Sustained remission was defined based on the DAS28 if score ≤2.6  and according to 2012 American College of Rheumatology/European League Against Rheumatism criteria  and if maintained for at least 6 months of follow-up.
Hypertension was defined if recorded on the charts, or antihypertensive medication was used, or a diastolic blood pressure ≥90 mmHg was detected or a systolic blood pressure ≥140 mmHg was detected.
Diabetes mellitus was defined if a physician diagnosis was recorded on the charts, if antidiabetic medication was recorded or if a fasting blood sugar level ≥126 mg/dl was detected.
MetS was defined according to three sets of criteria (Table 1) [22,33,34]. In all of these sets, BMI ≥30 kg/m2 was considered a surrogate of waist circumference ≥102 cm in males and ≥88 cm in females.
The study was approved by the Ethics Committee of the Instituto Nacional de Ciencias Médicas y Nutrición. Written informed consent was obtained in order to have the patient’s charts reviewed and data presented in scientific forums or published.
Distribution of each variable was analyzed. Student’s t test and the chi-square test were used for normally distributed variables and the Mann–Whitney U test for non-normally distributed variables.
To summarize cumulative outcomes (disease activity, disability) or variables (CRP, ESR), the mean of consecutive values from corresponding evaluations was obtained.
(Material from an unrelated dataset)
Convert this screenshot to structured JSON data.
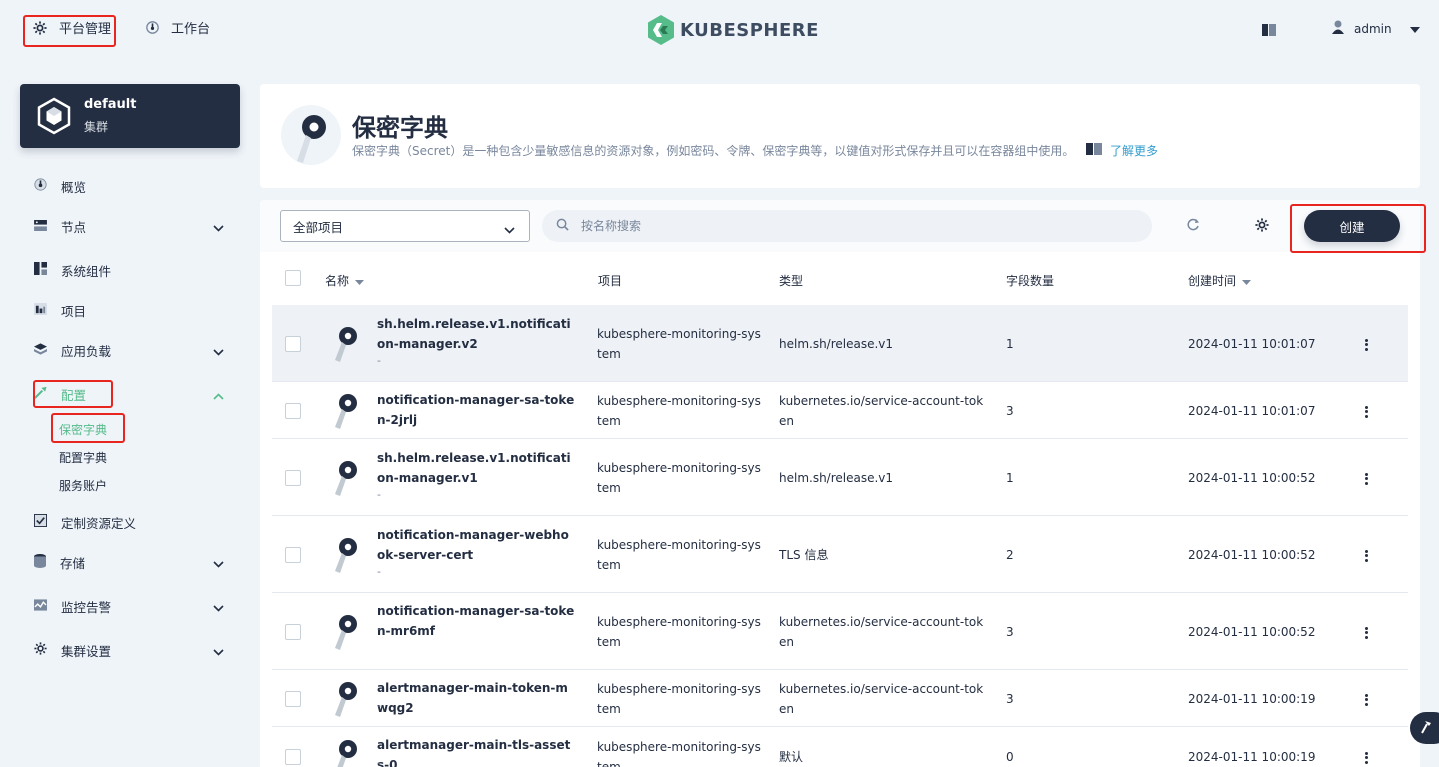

Follow-up missing data varied from 3% (for BMI) to 20% (for serum GLU levels). Imputation was calculated for linear regression method, considering an arbitrary pattern of missing values.
Prevalence of MetS was determined based on different sets of criteria applied at baseline or within 2 months from baseline evaluation. The prevalence of the MetS was compared between early RA and matched controls using Fisher’s exact test.
Logistic and Cox regression’s models were used: to evaluate the risk of MetS (defined at the baseline evaluation); to achieve remission; to identify predictors of incidental MetS; and to investigate incidental MetS as a predictor of sustained remission. In all cases, selection of variables to be included was based on their statistical significance in the bivariate analysis; a cutoff point was established based on the number of variables a priori included in order to avoid overfitting of the models; based on the number of outcomes of interest, four or five variables were included. Correlation between variables was also examined, and when significant only one variable was selected. Selection was based on variables’ clinical relevance; in all cases, correlated variables were switched into the models to test the integrity of the results. Finally, if a variable was deemed to be clinical significant, its inclusion was forced into the model (cumulative treatment).
In the first model, there were no variables with statistical significance in the univariate analysis and the covariates included a priori were age, gender and MetS at baseline evaluation.
In the second analysis, variables selected were age (correlated to menopause, r = 0.5 and to years of formal education, r = 0.3), BMI, cumulative DAS28 (correlated to cumulative ESR, r = 0.75, to cumulative CRP, r = 0.4 and to cumulative HAQ, r = 0.67) and follow-up (correlated to erosions at index date, r = 0.26), P ≤0.001 for all correlations.
In the third analysis, variables included were baseline DAS28 (correlated to ESR, r = 0.6, to HAQ, r = 0.67 and to CRP, r = 0.6), incidental MetS (correlated to BMI, r = 0.4 and to obesity, r = 0.3), disease duration at baseline, ACCP and age (P ≤0.001 for correlations); cumulative treatment was also forced into models.
All statistical tests were two-sided and evaluated at the 0.05 significance level. Statistical analysis was performed using the SPSS/PC program (v.17.0; IBM SPSS Statistics, Chicago, IL, USA).